Araputo Zen, lo spirito del prog-folk
Majacosajusta è il bel secondo album del gruppo napoletano Araputo Zen
Quando un disco attizza faville di memoria, e di lì riprende vigore qualche vivificante fiammella di ricordo, anche se il calore sprigionato è tutto contemporaneità, è sempre una bella notizia. Una scia smagliante di faville le attizzano i napoletani Araputo Zen, che già s’erano fatti notare diversi anni fa con Hydrontum, nel 2016.
Ora arriva questo notevole Majacosajusta, da loro stessi definito «il riassunto di tutto quello che ci sconsigliano di fare. Frutto di anni di lavoro e di sacrifici, di piccole conquiste e di tanto sudore e sofferenza, ma non solo questo; è frutto di una ricerca spassionata volta verso la bellezza». Aggiungendoci, anche, la gioiosa fatica del crowdfunding. Quindi, tutto vero, perché di rado si coglie tanta assertiva consapevolezza di essere arrivati al passo giusto, quello che fa andare lontani.
Araputo Zen è un gruppo tutto corde e batteria, percussioni, vibrafono. Ci sono chitarre acustiche e elettriche, violino e mandolino. I riferimenti per questo ensemble partenopeo sono molteplici, tante sfaccettature sonore di percorsi ben meditati e ben assortiti. In ordine sparso: certo raffinato e malinconico progressive rock d'antan inglese e italiano, ad esempio i primi Genesis, la prima PFM, e certo folk rock d’Albione, con qualche velato accenno a Curved Air e Gentle Giant, perfino rarefazioni folk psichedeliche, come nella splendida e conclusiva brano che intitola e chiude il tutto.
Molti passaggi, poi, che denotano ascolti attenti di quella prodigiosa scaturigine di novità nel mondo della popular music che furono i dischi di Carnascialia, del Canzoniere del Lazio, di Mauro Pagani, di Alia Musica.
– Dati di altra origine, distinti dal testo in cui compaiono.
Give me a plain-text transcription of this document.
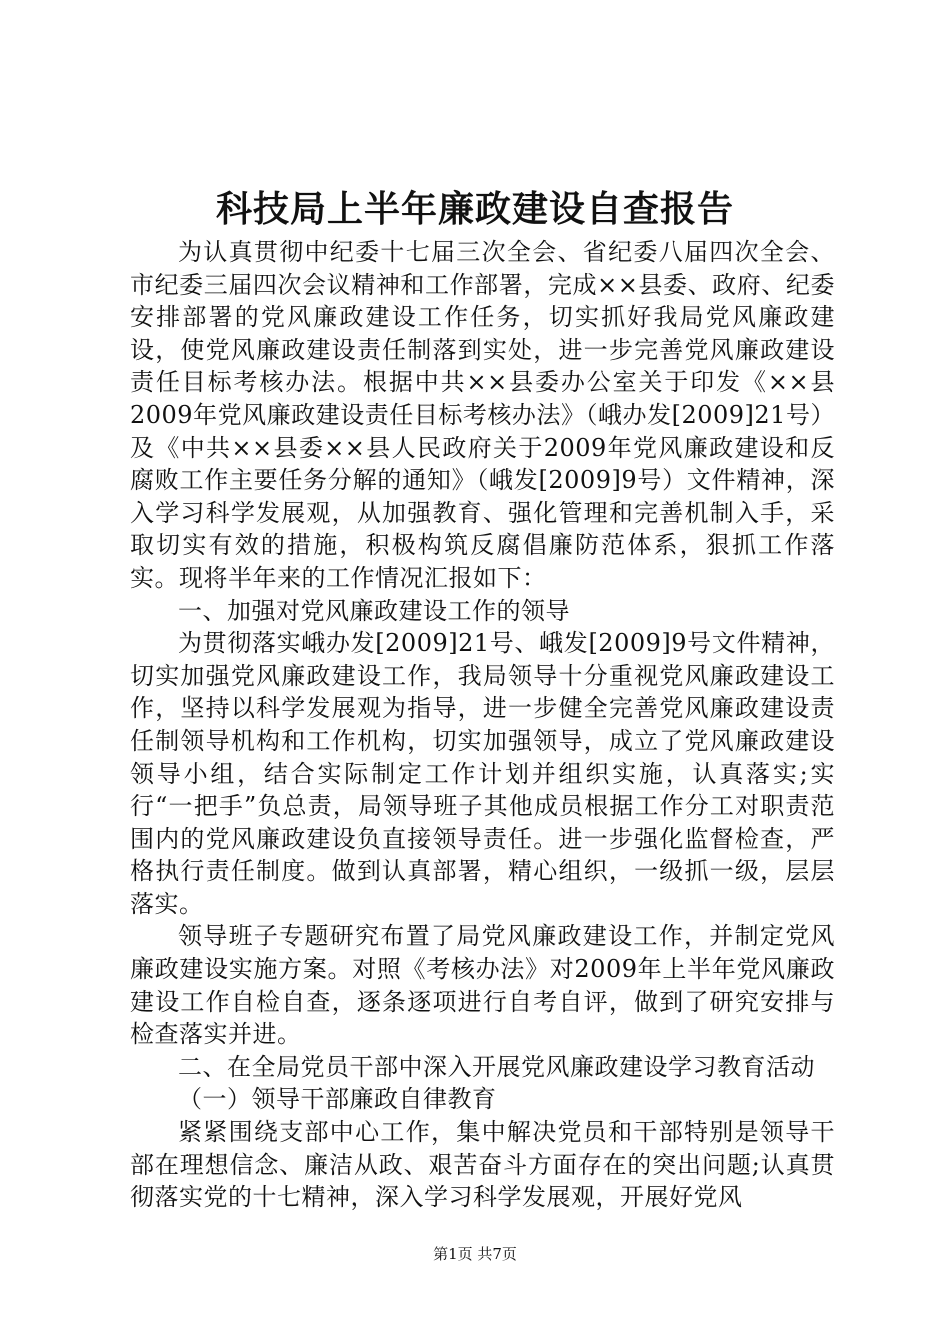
科技局上半年廉政建设自查报告

为认真贯彻中纪委十七届三次全会、省纪委八届四次全会、市纪委三届四次会议精神和工作部署，完成××县委、政府、纪委安排部署的党风廉政建设工作任务，切实抓好我局党风廉政建设，使党风廉政建设责任制落到实处，进一步完善党风廉政建设责任目标考核办法。根据中共××县委办公室关于印发《××县2009年党风廉政建设责任目标考核办法》（峨办发[2009]21号）及《中共××县委××县人民政府关于2009年党风廉政建设和反腐败工作主要任务分解的通知》（峨发[2009]9号）文件精神，深入学习科学发展观，从加强教育、强化管理和完善机制入手，采取切实有效的措施，积极构筑反腐倡廉防范体系，狠抓工作落实。现将半年来的工作情况汇报如下：

一、加强对党风廉政建设工作的领导

为贯彻落实峨办发[2009]21号、峨发[2009]9号文件精神，切实加强党风廉政建设工作，我局领导十分重视党风廉政建设工作，坚持以科学发展观为指导，进一步健全完善党风廉政建设责任制领导机构和工作机构，切实加强领导，成立了党风廉政建设领导小组，结合实际制定工作计划并组织实施，认真落实;实行“一把手”负总责，局领导班子其他成员根据工作分工对职责范围内的党风廉政建设负直接领导责任。进一步强化监督检查，严格执行责任制度。做到认真部署，精心组织，一级抓一级，层层落实。

领导班子专题研究布置了局党风廉政建设工作，并制定党风廉政建设实施方案。对照《考核办法》对2009年上半年党风廉政建设工作自检自查，逐条逐项进行自考自评，做到了研究安排与检查落实并进。

二、在全局党员干部中深入开展党风廉政建设学习教育活动

（一）领导干部廉政自律教育

紧紧围绕支部中心工作，集中解决党员和干部特别是领导干部在理想信念、廉洁从政、艰苦奋斗方面存在的突出问题;认真贯彻落实党的十七精神，深入学习科学发展观，开展好党风

第1页 共7页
Detto in una sola formula: il composito mazzo di note che tutto assieme fece parlare (e probabilmente a ragione) di etno rock e neo folk “mediterraneo”, intendendo con l'aggettivo non tanto un blocco estetico monolitico, ma una libera oscillazione tra le sponde. Tant’è che qui coglierete anche qualche eco di Avarta, il grande e sfortunato gruppo ligure che del ponte “mediterraneo” fu paladino, e la cui lezione arriva oggi, per via di tante mediazioni, ai Motus Laevus di Edmondo Romano.
A volte l’orizzonte va su una linea ancor più lontana: quella di Zorn quando ripensa alle musiche dal mondo confluite nelle pulsazioni della musica ebraica, la milonga, la new acoustic music che fu. Gran lavoro. Da gustare dal vivo, speriamo.